5.8. In het onderhavige geval ging het om een hartruis, die ook voor derden zoals eventuele opvolgend eigenaren of opvolgend dierenartsen relevant kan zijn. Dat er geen wettelijke verplichting bestaat om een dergelijke klinische bevinding vast te leggen in het dierenpaspoort is weliswaar juist, maar rechtvaardigt in de visie van het college nog niet de conclusie dat beklaagde onzorgvuldig en tuchtrechtelijk verwijtbaar heeft gehandeld door te weigeren die eenmaal genoteerde bevinding uit het paspoort te verwijderen. Doorslaggevend wordt daarbij geacht dat de door klaagster aangevoerde argumenten en belangen - zoals het recht op privacy van een diereigenaar en het feit dat zij geen toestemming heeft verleend voor het noteren van de bevinding –  in dit geval, waarin klaagster als diereigenaar beschikt over een dierenpaspoort, naar het oordeel van het college niet opwegen tegen het feit dat de kwaliteit van de diergezondheidszorg en de informatieverstrekking jegens eventuele belanghebbende derden gebaat zijn met het daarin noteren van klinische bevindingen betrekking hebbend op vitale organen als het hart en dit bovendien geen enkele belemmering vormt om met het dier naar het buitenland te reizen. Nu de zorg voor de kat in het onderhavige geval op geen enkele wijze in het geding is gekomen en er evenmin schade, laat staan ernstige schade is toegebracht aan de gezondheidszorg voor dieren in het algemeen, wordt niet tot een gegrond verklaring van de klacht en een tuchtrechtelijke veroordeling gekomen.

5.9. Voor zover beklaagde nog wordt verweten dat zij na het bewuste consult klaagster niet zelf te woord heeft gestaan maar dit aan de assistente heeft overgelaten, geldt naar vaste jurisprudentie dat klachten over de wijze waarop door een dierenarts met een diereigenaar wordt gecommuniceerd, buiten de reikwijdte van het veterinair tuchtrecht vallen, tenzij de zorg voor het dier hieronder heeft geleden, hetgeen hier niet het geval is geweest. Ook dit klachtonderdeel wordt afgewezen.

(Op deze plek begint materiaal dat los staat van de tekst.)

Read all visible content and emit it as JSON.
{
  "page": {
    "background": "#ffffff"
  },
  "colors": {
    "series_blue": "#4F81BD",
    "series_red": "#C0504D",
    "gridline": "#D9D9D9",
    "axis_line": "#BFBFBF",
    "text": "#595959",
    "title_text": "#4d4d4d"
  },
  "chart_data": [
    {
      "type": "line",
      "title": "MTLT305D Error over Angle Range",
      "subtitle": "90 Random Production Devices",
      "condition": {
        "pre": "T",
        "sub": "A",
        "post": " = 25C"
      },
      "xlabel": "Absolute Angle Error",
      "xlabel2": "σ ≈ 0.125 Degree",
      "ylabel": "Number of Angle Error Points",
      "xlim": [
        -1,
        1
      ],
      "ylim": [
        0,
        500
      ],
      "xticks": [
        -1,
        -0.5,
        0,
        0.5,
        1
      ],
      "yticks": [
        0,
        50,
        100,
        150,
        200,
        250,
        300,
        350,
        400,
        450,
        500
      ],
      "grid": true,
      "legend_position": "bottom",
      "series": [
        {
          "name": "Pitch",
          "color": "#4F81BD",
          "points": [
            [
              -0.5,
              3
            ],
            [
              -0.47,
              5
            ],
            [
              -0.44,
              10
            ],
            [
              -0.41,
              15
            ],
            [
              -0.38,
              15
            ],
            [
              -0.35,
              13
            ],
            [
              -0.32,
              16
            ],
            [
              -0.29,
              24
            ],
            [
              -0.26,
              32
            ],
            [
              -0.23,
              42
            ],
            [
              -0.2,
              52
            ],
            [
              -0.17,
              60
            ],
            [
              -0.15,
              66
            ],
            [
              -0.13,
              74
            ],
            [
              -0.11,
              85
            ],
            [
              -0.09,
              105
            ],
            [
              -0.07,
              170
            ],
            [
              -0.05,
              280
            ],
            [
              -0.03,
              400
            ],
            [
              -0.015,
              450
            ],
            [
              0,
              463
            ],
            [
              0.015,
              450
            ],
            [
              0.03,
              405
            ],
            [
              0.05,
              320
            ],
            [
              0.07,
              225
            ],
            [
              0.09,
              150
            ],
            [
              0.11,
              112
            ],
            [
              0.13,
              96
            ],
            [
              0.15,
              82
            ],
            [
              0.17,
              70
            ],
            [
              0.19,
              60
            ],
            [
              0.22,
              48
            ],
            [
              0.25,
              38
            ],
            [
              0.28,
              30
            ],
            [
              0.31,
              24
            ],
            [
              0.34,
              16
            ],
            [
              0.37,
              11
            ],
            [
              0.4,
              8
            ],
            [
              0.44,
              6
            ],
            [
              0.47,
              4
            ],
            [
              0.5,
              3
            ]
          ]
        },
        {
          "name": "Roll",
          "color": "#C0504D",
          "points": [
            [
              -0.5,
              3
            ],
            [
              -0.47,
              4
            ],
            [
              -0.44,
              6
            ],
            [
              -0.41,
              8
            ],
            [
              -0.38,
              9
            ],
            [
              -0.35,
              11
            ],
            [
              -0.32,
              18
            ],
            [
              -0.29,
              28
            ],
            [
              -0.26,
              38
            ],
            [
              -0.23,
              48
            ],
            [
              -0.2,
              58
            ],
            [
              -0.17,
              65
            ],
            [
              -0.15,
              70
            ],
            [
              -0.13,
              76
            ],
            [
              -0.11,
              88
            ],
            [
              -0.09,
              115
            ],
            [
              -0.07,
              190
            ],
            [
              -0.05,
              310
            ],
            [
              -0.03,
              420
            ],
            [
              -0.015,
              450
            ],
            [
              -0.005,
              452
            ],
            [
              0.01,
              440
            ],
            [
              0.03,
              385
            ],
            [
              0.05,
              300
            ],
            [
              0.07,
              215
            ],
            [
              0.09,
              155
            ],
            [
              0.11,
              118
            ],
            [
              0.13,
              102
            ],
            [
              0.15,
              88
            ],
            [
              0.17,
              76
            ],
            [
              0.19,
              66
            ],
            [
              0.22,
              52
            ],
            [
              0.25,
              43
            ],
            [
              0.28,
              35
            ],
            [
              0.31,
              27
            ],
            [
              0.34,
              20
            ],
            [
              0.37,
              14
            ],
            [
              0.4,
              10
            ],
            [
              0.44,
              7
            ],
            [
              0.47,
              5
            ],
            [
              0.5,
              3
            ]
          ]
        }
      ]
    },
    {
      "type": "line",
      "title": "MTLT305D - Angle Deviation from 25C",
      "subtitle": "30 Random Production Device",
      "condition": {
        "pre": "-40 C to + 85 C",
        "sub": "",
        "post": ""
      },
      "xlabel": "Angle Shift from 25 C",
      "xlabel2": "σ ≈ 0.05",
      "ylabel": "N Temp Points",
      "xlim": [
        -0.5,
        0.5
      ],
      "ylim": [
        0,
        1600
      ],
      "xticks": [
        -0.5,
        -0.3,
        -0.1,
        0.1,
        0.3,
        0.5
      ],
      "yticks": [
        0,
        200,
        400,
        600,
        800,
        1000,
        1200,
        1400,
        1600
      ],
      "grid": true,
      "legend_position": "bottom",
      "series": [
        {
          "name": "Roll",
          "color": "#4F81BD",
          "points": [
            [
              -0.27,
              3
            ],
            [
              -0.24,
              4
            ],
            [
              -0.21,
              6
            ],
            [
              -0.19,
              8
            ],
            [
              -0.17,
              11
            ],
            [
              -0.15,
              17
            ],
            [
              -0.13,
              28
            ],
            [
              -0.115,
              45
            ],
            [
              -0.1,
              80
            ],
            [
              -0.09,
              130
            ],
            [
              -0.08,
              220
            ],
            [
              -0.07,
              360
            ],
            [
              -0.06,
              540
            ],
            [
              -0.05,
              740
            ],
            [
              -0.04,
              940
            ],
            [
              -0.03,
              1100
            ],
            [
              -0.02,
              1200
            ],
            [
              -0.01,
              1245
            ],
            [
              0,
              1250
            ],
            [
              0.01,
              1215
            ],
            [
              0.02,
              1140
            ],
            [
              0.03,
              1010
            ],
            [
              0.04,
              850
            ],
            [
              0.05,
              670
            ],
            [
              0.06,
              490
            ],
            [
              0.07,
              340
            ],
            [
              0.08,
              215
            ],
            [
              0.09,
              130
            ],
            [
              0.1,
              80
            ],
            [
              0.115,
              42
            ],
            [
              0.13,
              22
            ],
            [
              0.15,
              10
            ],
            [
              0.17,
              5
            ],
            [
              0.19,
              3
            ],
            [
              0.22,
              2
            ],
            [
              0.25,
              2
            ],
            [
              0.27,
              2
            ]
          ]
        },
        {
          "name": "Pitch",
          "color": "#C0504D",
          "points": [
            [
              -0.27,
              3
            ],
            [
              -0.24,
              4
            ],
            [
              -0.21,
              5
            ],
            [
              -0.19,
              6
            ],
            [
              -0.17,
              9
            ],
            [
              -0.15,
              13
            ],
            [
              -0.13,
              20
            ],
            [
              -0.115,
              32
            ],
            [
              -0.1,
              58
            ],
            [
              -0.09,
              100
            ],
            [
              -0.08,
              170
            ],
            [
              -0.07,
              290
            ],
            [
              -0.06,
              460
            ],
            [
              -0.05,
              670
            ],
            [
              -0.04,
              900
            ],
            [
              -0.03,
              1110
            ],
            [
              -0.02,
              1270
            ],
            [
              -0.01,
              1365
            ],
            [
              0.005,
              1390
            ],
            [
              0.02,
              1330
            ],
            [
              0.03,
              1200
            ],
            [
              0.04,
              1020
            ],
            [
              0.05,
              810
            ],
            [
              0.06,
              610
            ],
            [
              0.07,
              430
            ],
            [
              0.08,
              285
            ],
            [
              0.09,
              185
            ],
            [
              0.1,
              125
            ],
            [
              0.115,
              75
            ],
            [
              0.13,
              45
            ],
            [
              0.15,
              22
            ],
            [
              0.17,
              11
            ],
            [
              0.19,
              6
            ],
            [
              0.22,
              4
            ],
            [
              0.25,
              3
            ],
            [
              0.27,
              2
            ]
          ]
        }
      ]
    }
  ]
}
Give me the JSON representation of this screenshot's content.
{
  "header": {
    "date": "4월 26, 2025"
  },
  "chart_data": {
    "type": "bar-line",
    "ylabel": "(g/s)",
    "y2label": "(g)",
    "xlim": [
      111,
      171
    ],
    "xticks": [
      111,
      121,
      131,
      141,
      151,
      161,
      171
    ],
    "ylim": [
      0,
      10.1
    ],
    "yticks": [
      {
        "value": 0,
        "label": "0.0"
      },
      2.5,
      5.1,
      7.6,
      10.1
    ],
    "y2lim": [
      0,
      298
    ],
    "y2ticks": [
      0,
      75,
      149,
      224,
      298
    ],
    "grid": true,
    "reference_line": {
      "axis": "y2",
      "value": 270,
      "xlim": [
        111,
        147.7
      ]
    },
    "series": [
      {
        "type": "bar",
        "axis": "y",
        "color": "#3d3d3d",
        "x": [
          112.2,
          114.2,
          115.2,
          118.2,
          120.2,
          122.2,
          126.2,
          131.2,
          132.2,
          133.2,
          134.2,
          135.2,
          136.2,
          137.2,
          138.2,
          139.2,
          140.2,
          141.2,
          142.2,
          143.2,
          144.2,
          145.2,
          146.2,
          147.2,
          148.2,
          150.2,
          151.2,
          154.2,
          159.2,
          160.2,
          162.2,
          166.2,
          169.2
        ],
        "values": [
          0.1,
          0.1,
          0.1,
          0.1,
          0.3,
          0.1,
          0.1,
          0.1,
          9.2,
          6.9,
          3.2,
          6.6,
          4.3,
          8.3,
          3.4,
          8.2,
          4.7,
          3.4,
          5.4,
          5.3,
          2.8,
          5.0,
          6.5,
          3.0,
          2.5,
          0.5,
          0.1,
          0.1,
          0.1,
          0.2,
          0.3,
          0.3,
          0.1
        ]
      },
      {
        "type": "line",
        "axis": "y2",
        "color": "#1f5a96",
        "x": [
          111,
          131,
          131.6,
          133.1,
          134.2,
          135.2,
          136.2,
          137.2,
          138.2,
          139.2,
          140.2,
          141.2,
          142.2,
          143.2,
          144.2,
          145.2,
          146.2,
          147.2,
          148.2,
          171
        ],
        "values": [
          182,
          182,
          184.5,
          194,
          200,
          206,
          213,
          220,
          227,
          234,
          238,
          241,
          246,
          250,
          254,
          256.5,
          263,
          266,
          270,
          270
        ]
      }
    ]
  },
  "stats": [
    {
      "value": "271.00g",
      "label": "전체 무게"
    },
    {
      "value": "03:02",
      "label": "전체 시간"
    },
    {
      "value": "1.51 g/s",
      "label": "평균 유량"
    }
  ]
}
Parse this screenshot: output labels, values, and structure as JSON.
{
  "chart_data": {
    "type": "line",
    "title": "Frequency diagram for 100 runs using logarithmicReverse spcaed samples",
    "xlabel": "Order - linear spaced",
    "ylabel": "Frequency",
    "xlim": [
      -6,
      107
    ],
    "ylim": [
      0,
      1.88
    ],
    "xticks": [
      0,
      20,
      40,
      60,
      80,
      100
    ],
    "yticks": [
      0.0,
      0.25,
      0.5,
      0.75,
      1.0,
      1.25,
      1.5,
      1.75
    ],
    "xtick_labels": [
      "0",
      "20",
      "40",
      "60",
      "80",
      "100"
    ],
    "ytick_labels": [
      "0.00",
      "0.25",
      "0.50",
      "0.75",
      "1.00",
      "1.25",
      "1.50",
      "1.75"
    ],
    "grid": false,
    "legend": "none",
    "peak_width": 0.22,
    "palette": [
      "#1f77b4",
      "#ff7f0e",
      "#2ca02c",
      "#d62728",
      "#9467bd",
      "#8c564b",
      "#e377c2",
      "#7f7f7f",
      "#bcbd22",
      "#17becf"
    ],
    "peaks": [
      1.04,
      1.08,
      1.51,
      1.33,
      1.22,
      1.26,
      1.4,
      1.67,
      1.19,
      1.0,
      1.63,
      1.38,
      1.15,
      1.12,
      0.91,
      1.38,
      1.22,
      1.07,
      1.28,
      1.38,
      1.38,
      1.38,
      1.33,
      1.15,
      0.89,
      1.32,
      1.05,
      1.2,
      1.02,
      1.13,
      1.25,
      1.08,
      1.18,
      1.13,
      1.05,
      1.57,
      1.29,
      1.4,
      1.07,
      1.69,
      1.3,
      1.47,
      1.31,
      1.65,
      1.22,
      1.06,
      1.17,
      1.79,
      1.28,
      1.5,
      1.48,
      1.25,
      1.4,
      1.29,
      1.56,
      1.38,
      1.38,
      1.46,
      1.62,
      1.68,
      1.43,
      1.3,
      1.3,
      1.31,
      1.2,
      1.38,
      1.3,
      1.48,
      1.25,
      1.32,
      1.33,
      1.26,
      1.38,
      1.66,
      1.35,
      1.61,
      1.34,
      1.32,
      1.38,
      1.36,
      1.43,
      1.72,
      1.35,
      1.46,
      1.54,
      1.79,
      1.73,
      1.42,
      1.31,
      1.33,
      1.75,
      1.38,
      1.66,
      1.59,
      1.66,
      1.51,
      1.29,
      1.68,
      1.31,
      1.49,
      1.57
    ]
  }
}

5.10. Het vorenstaande leidt tot de conclusie dat de klacht ongegrond zal worden verklaard.

6. DE BESLISSING   

Het college:

verklaart de klacht ongegrond.

Aldus vastgesteld te ’s-Gravenhage door mr. G.J. van Muijen, voorzitter, en door de leden drs. J. Hilvering, drs. M. Lockhorst, drs. B.J.A. van Langhorst-Mak, en drs. J.A.M. van Gils , in tegenwoordigheid van mr. J.B.M. Keijzers, secretaris. Uitgesproken in het openbaar op 25 februari 2016 door mr. G.J. van Muijen, in tegenwoordigheid van mr. J.B.M. Keijzers, secretaris.